Berthier, la bouche un peu déclose et les mains jointes, écoute comme on prie. De Gilbert, je ne vois rien, que son front droit d’enfant têtu au-dessus des doigts mêlés qui cachent ses yeux. Sulphart a pris un air sérieux, les traits tendus, comme s’il fallait comprendre. Puis, je ferme les paupières pour ne plus rien voir.

N’être plus rien qu’une âme charmée et qui s’endort. Tout s’abolit. Loin, la guerre… Loin, le présent… Les jurons, les râles, le canon, tous les bruits de notre pauvre vie de bêtes, cela ne pouvait pas endurcir notre âme et flétrir sa tendresse infinie. Elle renaît, jardin d’août sous l’ondée. Et dix soldats, ce n’est plus qu’un même cœur qu’on berce, dix soldats…

— La Méditation de Thaïs, Bourland !

— Non ! la Valse des Ombres.

Gilbert, qui a une jolie voix, chante les romances, mezza voce, et tous les camarades reprennent au refrain.
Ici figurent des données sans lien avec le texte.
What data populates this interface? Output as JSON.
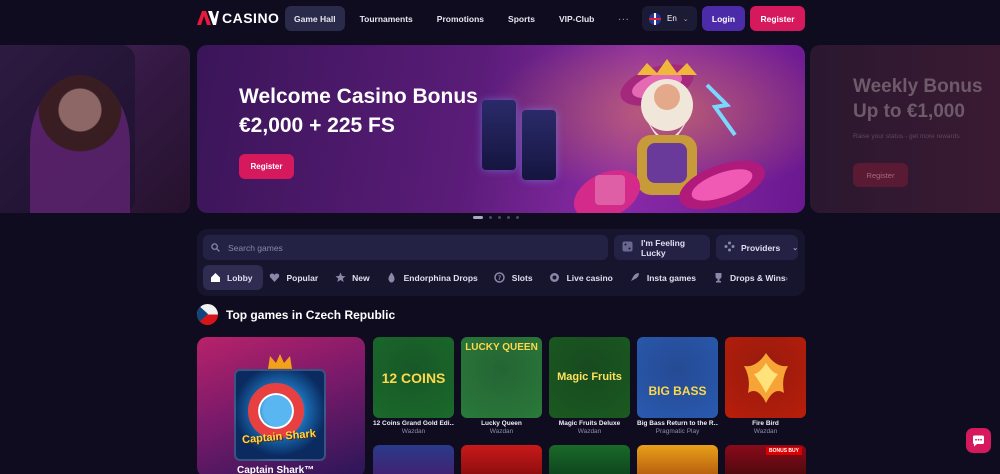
{
  "header": {
    "logo_text": "CASINO",
    "nav": [
      {
        "label": "Game Hall",
        "active": true
      },
      {
        "label": "Tournaments"
      },
      {
        "label": "Promotions"
      },
      {
        "label": "Sports"
      },
      {
        "label": "VIP-Club"
      }
    ],
    "more_label": "···",
    "language": "En",
    "login_label": "Login",
    "register_label": "Register"
  },
  "banner": {
    "title_line1": "Welcome Casino Bonus",
    "title_line2": "€2,000 + 225 FS",
    "button_label": "Register",
    "slide_count": 5,
    "active_slide": 1
  },
  "next_banner": {
    "title_line1": "Weekly Bonus",
    "title_line2": "Up to €1,000",
    "subtitle": "Raise your status - get more rewards",
    "button_label": "Register"
  },
  "search": {
    "placeholder": "Search games",
    "feeling_lucky_label": "I'm Feeling Lucky",
    "providers_label": "Providers"
  },
  "categories": [
    {
      "label": "Lobby",
      "icon": "home-icon",
      "active": true
    },
    {
      "label": "Popular",
      "icon": "heart-icon"
    },
    {
      "label": "New",
      "icon": "star-icon"
    },
    {
      "label": "Endorphina Drops",
      "icon": "drops-icon"
    },
    {
      "label": "Slots",
      "icon": "slots-icon"
    },
    {
      "label": "Live casino",
      "icon": "live-icon"
    },
    {
      "label": "Insta games",
      "icon": "rocket-icon"
    },
    {
      "label": "Drops & Wins",
      "icon": "trophy-icon"
    }
  ],
  "top_games": {
    "title": "Top games in Czech Republic",
    "featured": {
      "name": "Captain Shark™",
      "art_text": "Captain Shark"
    },
    "games": [
      {
        "name": "12 Coins Grand Gold Edi...",
        "provider": "Wazdan",
        "art": "12 COINS",
        "bg": "#1a6a2a",
        "fg": "#ffd84a"
      },
      {
        "name": "Lucky Queen",
        "provider": "Wazdan",
        "art": "LUCKY QUEEN",
        "bg": "#2a7a3a",
        "fg": "#ffd84a"
      },
      {
        "name": "Magic Fruits Deluxe",
        "provider": "Wazdan",
        "art": "Magic Fruits",
        "bg": "#1a5a20",
        "fg": "#ffe25a"
      },
      {
        "name": "Big Bass Return to the R...",
        "provider": "Pragmatic Play",
        "art": "BIG BASS",
        "bg": "#2a5ab0",
        "fg": "#ffd84a"
      },
      {
        "name": "Fire Bird",
        "provider": "Wazdan",
        "art": "",
        "bg": "#b81e0a",
        "fg": "#ffd84a"
      }
    ],
    "second_row_bonus_tag": "BONUS BUY"
  },
  "colors": {
    "accent": "#d6185c",
    "login": "#4b2ba8",
    "background": "#0f0c1f"
  }
}
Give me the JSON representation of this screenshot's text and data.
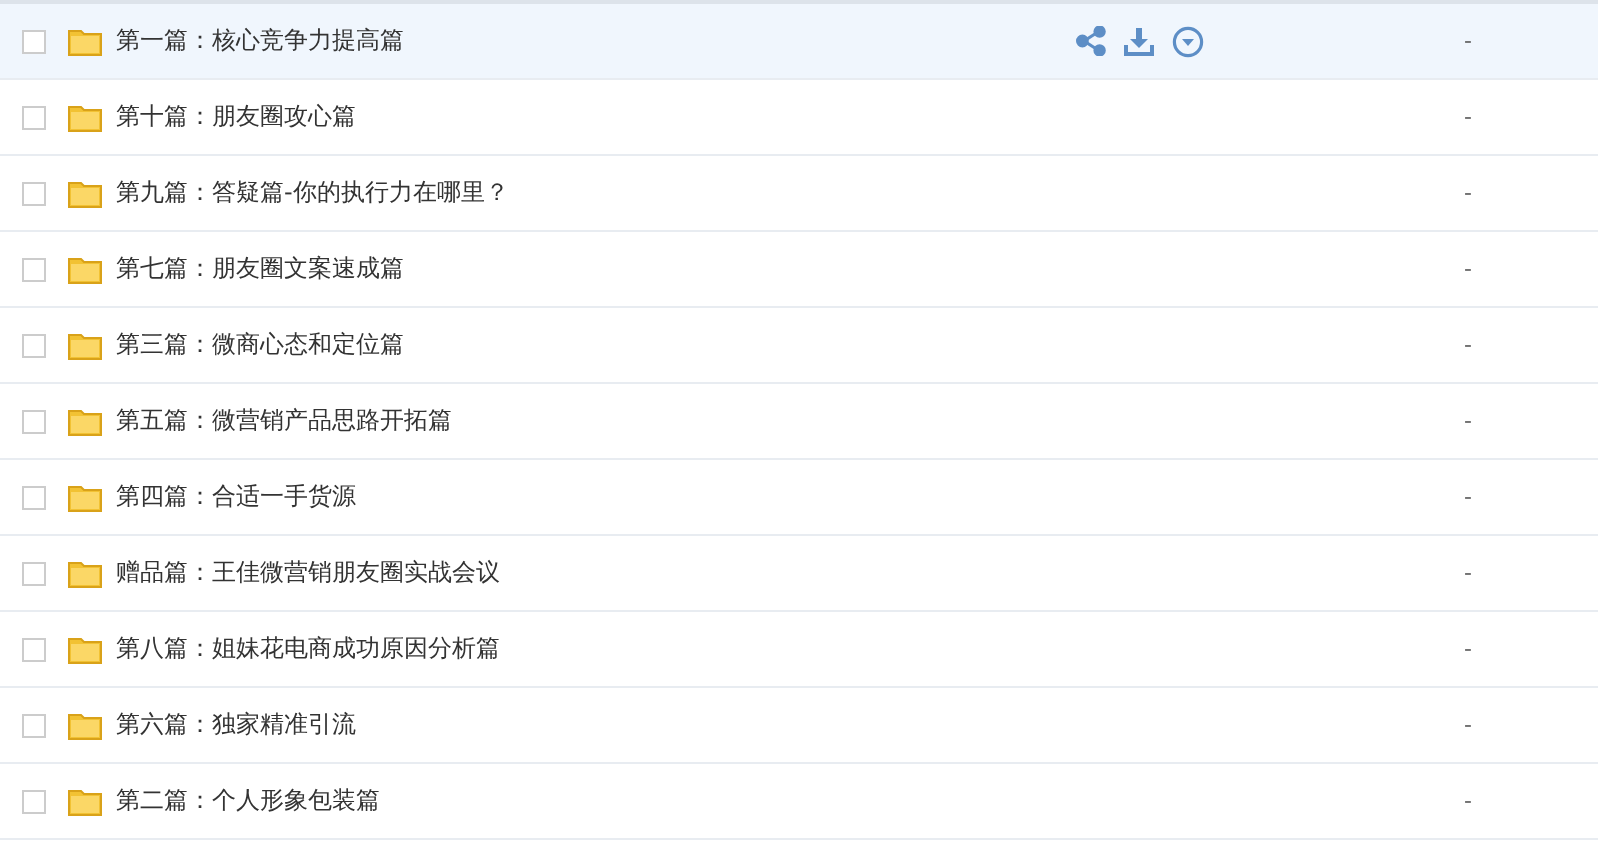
{
  "files": [
    {
      "name": "第一篇：核心竞争力提高篇",
      "size": "-",
      "checked": false,
      "hovered": true
    },
    {
      "name": "第十篇：朋友圈攻心篇",
      "size": "-",
      "checked": false,
      "hovered": false
    },
    {
      "name": "第九篇：答疑篇-你的执行力在哪里？",
      "size": "-",
      "checked": false,
      "hovered": false
    },
    {
      "name": "第七篇：朋友圈文案速成篇",
      "size": "-",
      "checked": false,
      "hovered": false
    },
    {
      "name": "第三篇：微商心态和定位篇",
      "size": "-",
      "checked": false,
      "hovered": false
    },
    {
      "name": "第五篇：微营销产品思路开拓篇",
      "size": "-",
      "checked": false,
      "hovered": false
    },
    {
      "name": "第四篇：合适一手货源",
      "size": "-",
      "checked": false,
      "hovered": false
    },
    {
      "name": "赠品篇：王佳微营销朋友圈实战会议",
      "size": "-",
      "checked": false,
      "hovered": false
    },
    {
      "name": "第八篇：姐妹花电商成功原因分析篇",
      "size": "-",
      "checked": false,
      "hovered": false
    },
    {
      "name": "第六篇：独家精准引流",
      "size": "-",
      "checked": false,
      "hovered": false
    },
    {
      "name": "第二篇：个人形象包装篇",
      "size": "-",
      "checked": false,
      "hovered": false
    }
  ]
}
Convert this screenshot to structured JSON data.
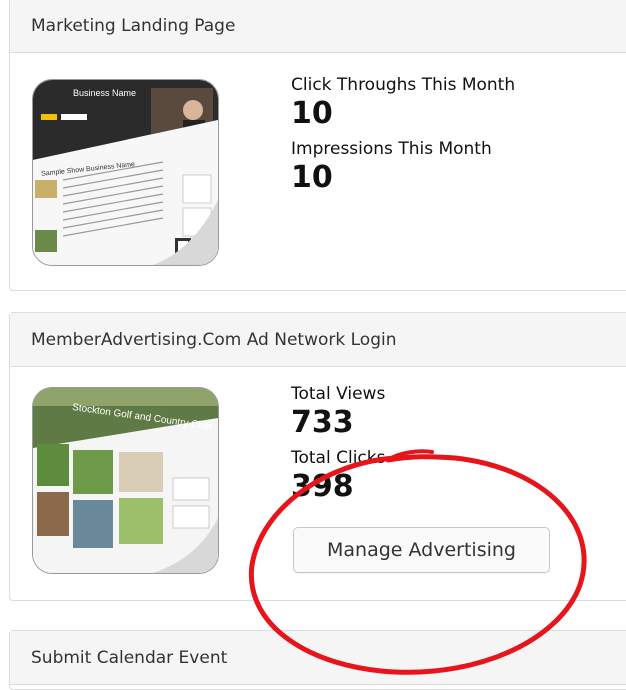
{
  "marketing": {
    "title": "Marketing Landing Page",
    "thumb_caption": "Business Name",
    "thumb_subtitle": "Sample Show Business Name",
    "stats": [
      {
        "label": "Click Throughs This Month",
        "value": "10"
      },
      {
        "label": "Impressions This Month",
        "value": "10"
      }
    ]
  },
  "ad_network": {
    "title": "MemberAdvertising.Com Ad Network Login",
    "thumb_caption": "Stockton Golf and Country Club",
    "stats": [
      {
        "label": "Total Views",
        "value": "733"
      },
      {
        "label": "Total Clicks",
        "value": "398"
      }
    ],
    "button_label": "Manage Advertising"
  },
  "calendar": {
    "title": "Submit Calendar Event"
  },
  "colors": {
    "annotation_circle": "#e8141b",
    "panel_header_bg": "#f5f5f5"
  }
}
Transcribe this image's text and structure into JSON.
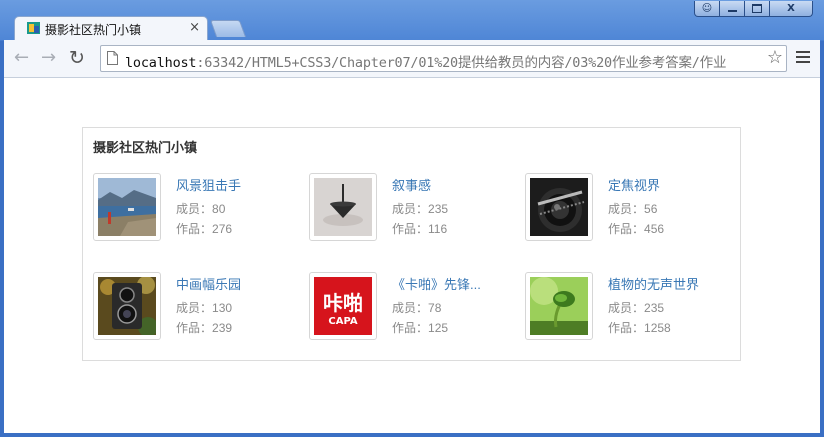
{
  "browser": {
    "tab_title": "摄影社区热门小镇",
    "tab_close": "×",
    "url_host": "localhost",
    "url_rest": ":63342/HTML5+CSS3/Chapter07/01%20提供给教员的内容/03%20作业参考答案/作业",
    "controls": {
      "user": "⍝",
      "minimize": "—",
      "maximize": "□",
      "close": "X"
    },
    "nav": {
      "back": "←",
      "forward": "→",
      "reload": "↻",
      "star": "☆"
    }
  },
  "panel": {
    "title": "摄影社区热门小镇",
    "members_label": "成员：",
    "works_label": "作品：",
    "groups": [
      {
        "name": "风景狙击手",
        "members": "80",
        "works": "276",
        "thumb": "landscape-photo"
      },
      {
        "name": "叙事感",
        "members": "235",
        "works": "116",
        "thumb": "spinning-top-photo"
      },
      {
        "name": "定焦视界",
        "members": "56",
        "works": "456",
        "thumb": "camera-lens-photo"
      },
      {
        "name": "中画幅乐园",
        "members": "130",
        "works": "239",
        "thumb": "twin-lens-camera-photo"
      },
      {
        "name": "《卡啪》先锋...",
        "members": "78",
        "works": "125",
        "thumb": "capa-logo"
      },
      {
        "name": "植物的无声世界",
        "members": "235",
        "works": "1258",
        "thumb": "sprout-photo"
      }
    ]
  },
  "logo_text": {
    "capa_cn": "咔啪",
    "capa_en": "CAPA"
  }
}
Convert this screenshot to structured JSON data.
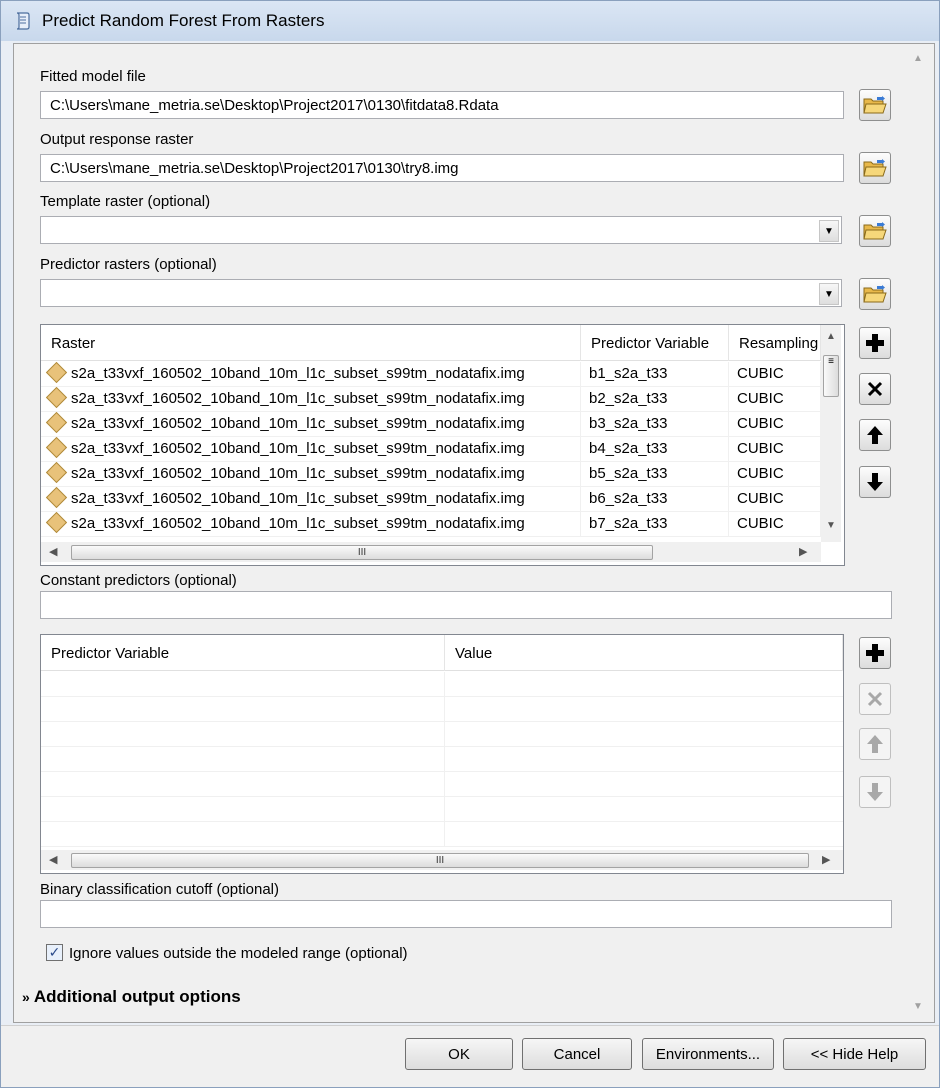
{
  "window": {
    "title": "Predict Random Forest From Rasters"
  },
  "fields": {
    "fitted_model": {
      "label": "Fitted model file",
      "value": "C:\\Users\\mane_metria.se\\Desktop\\Project2017\\0130\\fitdata8.Rdata"
    },
    "output_response": {
      "label": "Output response raster",
      "value": "C:\\Users\\mane_metria.se\\Desktop\\Project2017\\0130\\try8.img"
    },
    "template_raster": {
      "label": "Template raster (optional)",
      "value": ""
    },
    "predictor_rasters": {
      "label": "Predictor rasters (optional)",
      "value": ""
    },
    "constant_predictors": {
      "label": "Constant predictors (optional)",
      "value": ""
    },
    "binary_cutoff": {
      "label": "Binary classification cutoff (optional)",
      "value": ""
    }
  },
  "raster_table": {
    "columns": [
      "Raster",
      "Predictor Variable",
      "Resampling"
    ],
    "rows": [
      {
        "raster": "s2a_t33vxf_160502_10band_10m_l1c_subset_s99tm_nodatafix.img",
        "variable": "b1_s2a_t33",
        "resampling": "CUBIC"
      },
      {
        "raster": "s2a_t33vxf_160502_10band_10m_l1c_subset_s99tm_nodatafix.img",
        "variable": "b2_s2a_t33",
        "resampling": "CUBIC"
      },
      {
        "raster": "s2a_t33vxf_160502_10band_10m_l1c_subset_s99tm_nodatafix.img",
        "variable": "b3_s2a_t33",
        "resampling": "CUBIC"
      },
      {
        "raster": "s2a_t33vxf_160502_10band_10m_l1c_subset_s99tm_nodatafix.img",
        "variable": "b4_s2a_t33",
        "resampling": "CUBIC"
      },
      {
        "raster": "s2a_t33vxf_160502_10band_10m_l1c_subset_s99tm_nodatafix.img",
        "variable": "b5_s2a_t33",
        "resampling": "CUBIC"
      },
      {
        "raster": "s2a_t33vxf_160502_10band_10m_l1c_subset_s99tm_nodatafix.img",
        "variable": "b6_s2a_t33",
        "resampling": "CUBIC"
      },
      {
        "raster": "s2a_t33vxf_160502_10band_10m_l1c_subset_s99tm_nodatafix.img",
        "variable": "b7_s2a_t33",
        "resampling": "CUBIC"
      }
    ],
    "scroll_thumb_glyph": "III"
  },
  "constant_table": {
    "columns": [
      "Predictor Variable",
      "Value"
    ],
    "scroll_thumb_glyph": "III"
  },
  "ignore_checkbox": {
    "label": "Ignore values outside the modeled range (optional)",
    "checked": true,
    "mark": "✓"
  },
  "section": {
    "label": "Additional output options",
    "icon": "double-chevron-down-icon"
  },
  "buttons": {
    "ok": "OK",
    "cancel": "Cancel",
    "environments": "Environments...",
    "hide_help": "<< Hide Help"
  },
  "icons": [
    "script-tool-icon",
    "folder-open-icon",
    "plus-icon",
    "delete-x-icon",
    "arrow-up-icon",
    "arrow-down-icon"
  ]
}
Alors, c’est Paris qui revient, le beau Paris d’automne dont les trottoirs pluvieux luisent sous les réverbères. On les chante toutes, l’une après l’autre, tous les succès du dernier hiver, et, de refrain en refrain, les voix grossissent. Renversés sur nos chaises, nous crions, insoucieux, gonflés de trop de joie. Le violon de Bourland ne s’entend plus, perdu dans ce chœur assourdissant : on braille…

— Écoutez !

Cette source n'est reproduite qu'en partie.